Friday, September 23, 2022

Week 2 - Day 3 Friday Genesis 2 1:9

Friday, September 23, 2022

7:58 AM

This is the story of the heavens and the earth at their creation. When the LORD God made the earth and the heavens—there was no field shrub on earth and no grass of the field had sprouted, for the LORD God had sent no rain upon the earth and there was no man to till the ground, but a stream* was welling up out of the earth and watering all the surface of the ground—then the LORD God formed the man out of the dust of the ground and blew into his nostrils the breath of life, and the man became a living being.

God formed the man out of dust… 

This reading calls me closer to the Celtic understanding of the origin of humans, we were fashioned out of clay, which is, of course, nothing more than dust moistened enough to be formed. God blew air into the nostrils of the man and man came to life. What happened next? By Celtic tradition, the clay figures danced and became living beings.

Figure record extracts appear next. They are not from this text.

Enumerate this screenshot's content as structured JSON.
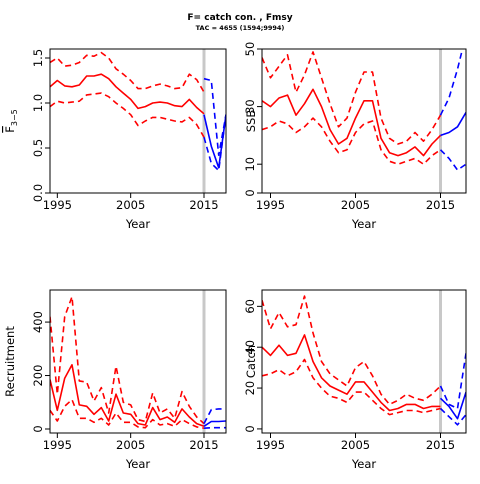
{
  "title": "F= catch con. , Fmsy",
  "subtitle": "TAC = 4655 (1594;9994)",
  "colors": {
    "historic": "#ff0000",
    "forecast": "#0000ff",
    "vline": "#c8c8c8",
    "axis": "#000000"
  },
  "chart_data": [
    {
      "type": "line",
      "id": "fbar",
      "xlabel": "Year",
      "ylabel": "F3-5",
      "ylabel_main": "F",
      "ylabel_sub": "3−5",
      "ylabel_bar": true,
      "xlim": [
        1994,
        2018
      ],
      "ylim": [
        0,
        1.6
      ],
      "xticks": [
        1995,
        2005,
        2015
      ],
      "yticks": [
        0.0,
        0.5,
        1.0,
        1.5
      ],
      "ytick_labels": [
        "0.0",
        "0.5",
        "1.0",
        "1.5"
      ],
      "vline": 2015,
      "grid": false,
      "series": [
        {
          "role": "historic",
          "style": "solid",
          "x": [
            1994,
            1995,
            1996,
            1997,
            1998,
            1999,
            2000,
            2001,
            2002,
            2003,
            2004,
            2005,
            2006,
            2007,
            2008,
            2009,
            2010,
            2011,
            2012,
            2013,
            2014,
            2015
          ],
          "y": [
            1.18,
            1.25,
            1.19,
            1.18,
            1.2,
            1.3,
            1.3,
            1.32,
            1.27,
            1.18,
            1.11,
            1.04,
            0.94,
            0.96,
            1.0,
            1.01,
            1.0,
            0.97,
            0.96,
            1.04,
            0.95,
            0.88
          ]
        },
        {
          "role": "historic",
          "style": "dashed",
          "x": [
            1994,
            1995,
            1996,
            1997,
            1998,
            1999,
            2000,
            2001,
            2002,
            2003,
            2004,
            2005,
            2006,
            2007,
            2008,
            2009,
            2010,
            2011,
            2012,
            2013,
            2014,
            2015
          ],
          "y": [
            1.45,
            1.5,
            1.41,
            1.42,
            1.45,
            1.53,
            1.52,
            1.56,
            1.5,
            1.38,
            1.32,
            1.25,
            1.16,
            1.16,
            1.19,
            1.21,
            1.19,
            1.16,
            1.17,
            1.32,
            1.26,
            1.12
          ]
        },
        {
          "role": "historic",
          "style": "dashed",
          "x": [
            1994,
            1995,
            1996,
            1997,
            1998,
            1999,
            2000,
            2001,
            2002,
            2003,
            2004,
            2005,
            2006,
            2007,
            2008,
            2009,
            2010,
            2011,
            2012,
            2013,
            2014,
            2015
          ],
          "y": [
            0.96,
            1.02,
            1.0,
            1.01,
            1.02,
            1.09,
            1.1,
            1.11,
            1.07,
            1.0,
            0.94,
            0.87,
            0.75,
            0.8,
            0.84,
            0.84,
            0.82,
            0.8,
            0.79,
            0.84,
            0.76,
            0.62
          ]
        },
        {
          "role": "forecast",
          "style": "solid",
          "x": [
            2015,
            2016,
            2017,
            2018
          ],
          "y": [
            0.87,
            0.52,
            0.28,
            0.87
          ]
        },
        {
          "role": "forecast",
          "style": "dashed",
          "x": [
            2015,
            2016,
            2017,
            2018
          ],
          "y": [
            1.27,
            1.25,
            0.42,
            0.87
          ]
        },
        {
          "role": "forecast",
          "style": "dashed",
          "x": [
            2015,
            2016,
            2017,
            2018
          ],
          "y": [
            0.62,
            0.33,
            0.25,
            0.87
          ]
        }
      ]
    },
    {
      "type": "line",
      "id": "ssb",
      "xlabel": "Year",
      "ylabel": "SSB",
      "xlim": [
        1994,
        2018
      ],
      "ylim": [
        0,
        50
      ],
      "xticks": [
        1995,
        2005,
        2015
      ],
      "yticks": [
        0,
        10,
        30,
        50
      ],
      "ytick_labels": [
        "0",
        "10",
        "30",
        "50"
      ],
      "vline": 2015,
      "grid": false,
      "series": [
        {
          "role": "historic",
          "style": "solid",
          "x": [
            1994,
            1995,
            1996,
            1997,
            1998,
            1999,
            2000,
            2001,
            2002,
            2003,
            2004,
            2005,
            2006,
            2007,
            2008,
            2009,
            2010,
            2011,
            2012,
            2013,
            2014,
            2015
          ],
          "y": [
            32,
            30,
            33,
            34,
            27,
            31,
            36,
            30,
            22,
            17,
            19,
            26,
            32,
            32,
            19,
            14,
            13,
            14,
            16,
            13,
            17,
            20
          ]
        },
        {
          "role": "historic",
          "style": "dashed",
          "x": [
            1994,
            1995,
            1996,
            1997,
            1998,
            1999,
            2000,
            2001,
            2002,
            2003,
            2004,
            2005,
            2006,
            2007,
            2008,
            2009,
            2010,
            2011,
            2012,
            2013,
            2014,
            2015
          ],
          "y": [
            47,
            40,
            44,
            48,
            35,
            41,
            49,
            40,
            31,
            23,
            26,
            35,
            42,
            42,
            26,
            19,
            17,
            18,
            21,
            18,
            22,
            27
          ]
        },
        {
          "role": "historic",
          "style": "dashed",
          "x": [
            1994,
            1995,
            1996,
            1997,
            1998,
            1999,
            2000,
            2001,
            2002,
            2003,
            2004,
            2005,
            2006,
            2007,
            2008,
            2009,
            2010,
            2011,
            2012,
            2013,
            2014,
            2015
          ],
          "y": [
            22,
            23,
            25,
            24,
            21,
            23,
            26,
            23,
            18,
            14,
            15,
            21,
            24,
            25,
            15,
            11,
            10,
            11,
            12,
            10,
            13,
            15
          ]
        },
        {
          "role": "forecast",
          "style": "solid",
          "x": [
            2015,
            2016,
            2017,
            2018
          ],
          "y": [
            20,
            21,
            23,
            28
          ]
        },
        {
          "role": "forecast",
          "style": "dashed",
          "x": [
            2015,
            2016,
            2017,
            2018
          ],
          "y": [
            27,
            33,
            43,
            55
          ]
        },
        {
          "role": "forecast",
          "style": "dashed",
          "x": [
            2015,
            2016,
            2017,
            2018
          ],
          "y": [
            15,
            12,
            8,
            10
          ]
        }
      ]
    },
    {
      "type": "line",
      "id": "recruitment",
      "xlabel": "Year",
      "ylabel": "Recruitment",
      "xlim": [
        1994,
        2018
      ],
      "ylim": [
        -15,
        520
      ],
      "xticks": [
        1995,
        2005,
        2015
      ],
      "yticks": [
        0,
        200,
        400
      ],
      "ytick_labels": [
        "0",
        "200",
        "400"
      ],
      "vline": 2015,
      "grid": false,
      "series": [
        {
          "role": "historic",
          "style": "solid",
          "x": [
            1994,
            1995,
            1996,
            1997,
            1998,
            1999,
            2000,
            2001,
            2002,
            2003,
            2004,
            2005,
            2006,
            2007,
            2008,
            2009,
            2010,
            2011,
            2012,
            2013,
            2014,
            2015
          ],
          "y": [
            185,
            70,
            190,
            240,
            90,
            85,
            55,
            80,
            30,
            130,
            60,
            55,
            20,
            15,
            80,
            35,
            45,
            25,
            75,
            45,
            20,
            10
          ]
        },
        {
          "role": "historic",
          "style": "dashed",
          "x": [
            1994,
            1995,
            1996,
            1997,
            1998,
            1999,
            2000,
            2001,
            2002,
            2003,
            2004,
            2005,
            2006,
            2007,
            2008,
            2009,
            2010,
            2011,
            2012,
            2013,
            2014,
            2015
          ],
          "y": [
            420,
            130,
            420,
            495,
            180,
            175,
            105,
            155,
            60,
            235,
            100,
            90,
            35,
            28,
            135,
            60,
            75,
            40,
            140,
            85,
            45,
            20
          ]
        },
        {
          "role": "historic",
          "style": "dashed",
          "x": [
            1994,
            1995,
            1996,
            1997,
            1998,
            1999,
            2000,
            2001,
            2002,
            2003,
            2004,
            2005,
            2006,
            2007,
            2008,
            2009,
            2010,
            2011,
            2012,
            2013,
            2014,
            2015
          ],
          "y": [
            70,
            30,
            85,
            110,
            40,
            40,
            25,
            40,
            15,
            60,
            25,
            25,
            8,
            5,
            35,
            15,
            20,
            10,
            35,
            20,
            8,
            3
          ]
        },
        {
          "role": "forecast",
          "style": "solid",
          "x": [
            2015,
            2016,
            2017,
            2018
          ],
          "y": [
            10,
            28,
            28,
            30
          ]
        },
        {
          "role": "forecast",
          "style": "dashed",
          "x": [
            2015,
            2016,
            2017,
            2018
          ],
          "y": [
            20,
            72,
            75,
            75
          ]
        },
        {
          "role": "forecast",
          "style": "dashed",
          "x": [
            2015,
            2016,
            2017,
            2018
          ],
          "y": [
            3,
            5,
            5,
            5
          ]
        }
      ]
    },
    {
      "type": "line",
      "id": "catch",
      "xlabel": "Year",
      "ylabel": "Catch",
      "xlim": [
        1994,
        2018
      ],
      "ylim": [
        -2,
        68
      ],
      "xticks": [
        1995,
        2005,
        2015
      ],
      "yticks": [
        0,
        20,
        40,
        60
      ],
      "ytick_labels": [
        "0",
        "20",
        "40",
        "60"
      ],
      "vline": 2015,
      "grid": false,
      "series": [
        {
          "role": "historic",
          "style": "solid",
          "x": [
            1994,
            1995,
            1996,
            1997,
            1998,
            1999,
            2000,
            2001,
            2002,
            2003,
            2004,
            2005,
            2006,
            2007,
            2008,
            2009,
            2010,
            2011,
            2012,
            2013,
            2014,
            2015
          ],
          "y": [
            40,
            36,
            41,
            36,
            37,
            46,
            33,
            25,
            21,
            19,
            17,
            23,
            23,
            18,
            13,
            9,
            10,
            12,
            12,
            10,
            11,
            11
          ]
        },
        {
          "role": "historic",
          "style": "dashed",
          "x": [
            1994,
            1995,
            1996,
            1997,
            1998,
            1999,
            2000,
            2001,
            2002,
            2003,
            2004,
            2005,
            2006,
            2007,
            2008,
            2009,
            2010,
            2011,
            2012,
            2013,
            2014,
            2015
          ],
          "y": [
            63,
            49,
            57,
            50,
            51,
            65,
            47,
            33,
            27,
            24,
            21,
            30,
            33,
            26,
            17,
            12,
            14,
            17,
            15,
            14,
            17,
            21
          ]
        },
        {
          "role": "historic",
          "style": "dashed",
          "x": [
            1994,
            1995,
            1996,
            1997,
            1998,
            1999,
            2000,
            2001,
            2002,
            2003,
            2004,
            2005,
            2006,
            2007,
            2008,
            2009,
            2010,
            2011,
            2012,
            2013,
            2014,
            2015
          ],
          "y": [
            26,
            27,
            29,
            26,
            28,
            34,
            25,
            20,
            16,
            15,
            13,
            18,
            18,
            14,
            10,
            7,
            8,
            9,
            9,
            8,
            9,
            10
          ]
        },
        {
          "role": "forecast",
          "style": "solid",
          "x": [
            2015,
            2016,
            2017,
            2018
          ],
          "y": [
            15,
            11,
            5,
            18
          ]
        },
        {
          "role": "forecast",
          "style": "dashed",
          "x": [
            2015,
            2016,
            2017,
            2018
          ],
          "y": [
            21,
            12,
            10,
            37
          ]
        },
        {
          "role": "forecast",
          "style": "dashed",
          "x": [
            2015,
            2016,
            2017,
            2018
          ],
          "y": [
            10,
            6,
            2,
            7
          ]
        }
      ]
    }
  ]
}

As this second creation story continued, God created all living things and brought them to the man to name. This shines a brilliant light of illumination on a particularly important, critical, in fact, the concept of what it means to name something, it makes the first difference between knowing
and unknowing. It is a basic of human emotion and being that we fear what we do not know. We can't accurately predict if something is dangerous or safe, if it is poisonous or nurturing if we don't know what it is. When we gain enough to name something, we begin to know it, to fathom purpose and intent and, finally, the ability to accept, reject, protect or destroy what we have named. The last step is once we name something, we can control it, tame it, use it and have dominion over it.


This is why God refused to allow the first humans to give him a name. He could not allow us to begin the inexorable process of naming, knowing and controlling until his plan for us was fully revealed to us when we heard the WORD spoken by his son. We know enough now to understand we will never fully know God in a way that might give us dominion. It is a relief to lay down the burden of being driven to know, name and have dominion over God, who is and always will be a mystery to us.